Now that you have some tips, here are three German markets you should experience this season:

Sankt Wendel

This small, local village packs in a lot of charm and visitors. After revelling in more than a 100 wooden stalls spread throughout only a few winding streets, if you arrive around the perfect time, you can be delighted as the Three Wise Men stroll through the town with live camels. Every evening at 7 p.m., the night watchman closes the market. Enjoy the market from 11 a.m. to 8 p.m. Dec. 5 to Dec.13.


Easily accessed by train, this spectacular town boasts some of the best wine and food you’ll savor this holiday season. Do not miss out on sampling the best “Dampfnudeln,” or traditional German dumplings, of the area. Plus, the market’s unique Gluehwein is made from local, superior red wine by nearby producers.
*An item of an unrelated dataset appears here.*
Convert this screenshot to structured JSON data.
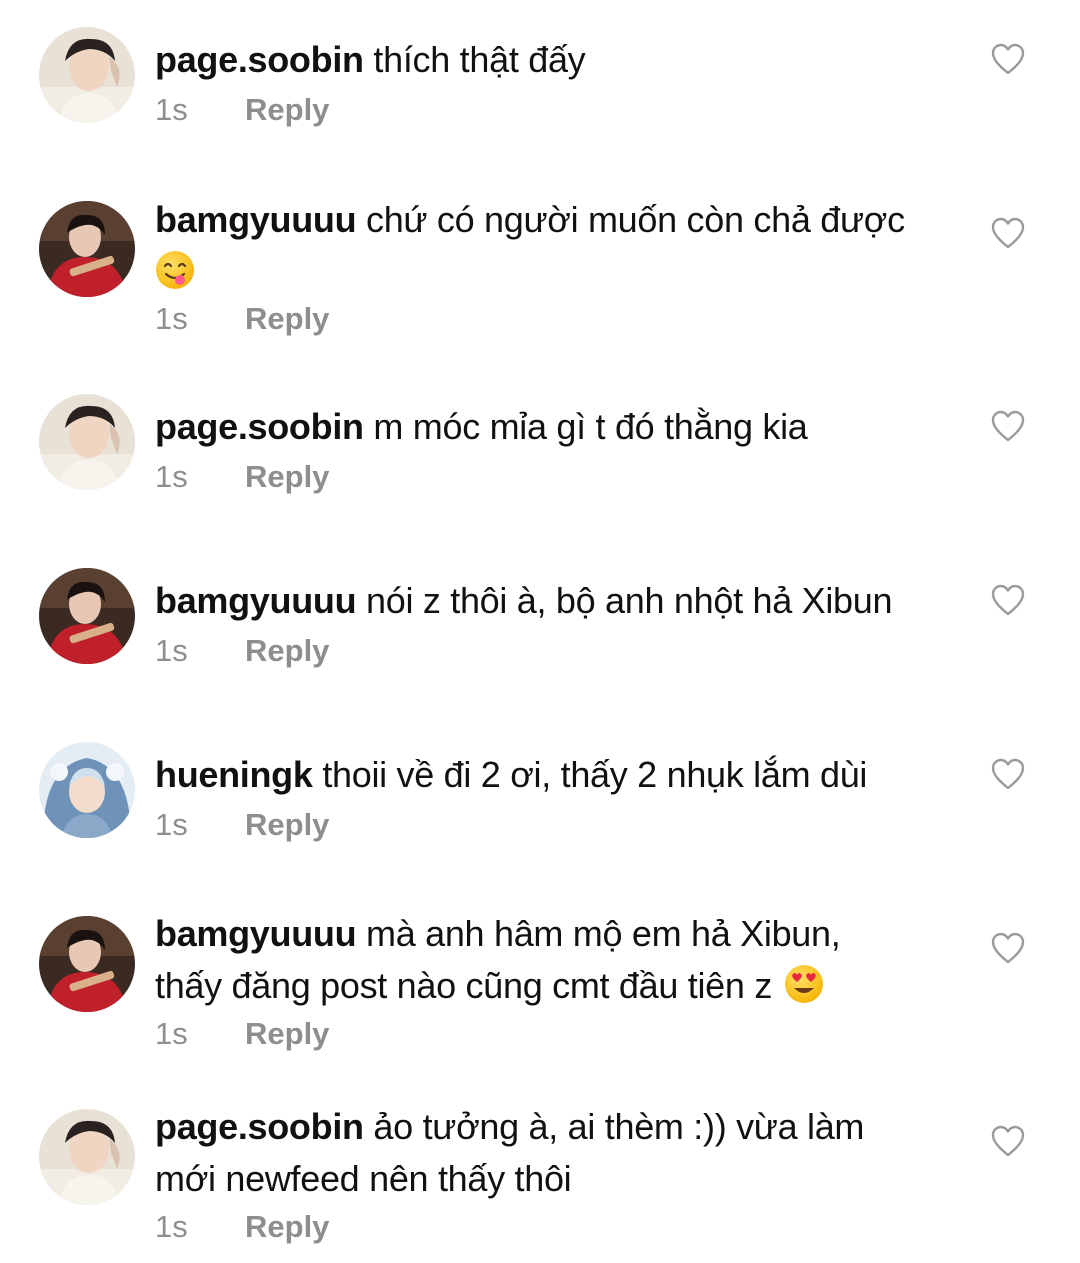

There are also plenty of warm barns and inviting cafes to relax and warm up in. The market goes every weekend beginning today through Dec. 20. Opening times: 5 p.m. Fridays, 2 p.m. Saturdays and 11 a.m. Sundays.

Bad Wimpfen

Traveling a few hours from home on “Burgenstrasse,” or Castle Road, this market is one of the best in Germany. It’s old medieval walls and cobblestone streets convey a fairy tale-like glow that will be sure to get you into the Christmas spirit. The market offers amazingly unique and often handmade items in its booths. Think handmade chocolates, cookies, scarves, hats, mittens and ornaments. You can always plan an overnight trip and sleep in a castle close by. Experience the market’s charming weekends today through Dec. 13. Opening times: 2 p.m. Fridays, 11 a.m. Saturdays and 11:30 a.m. Sundays.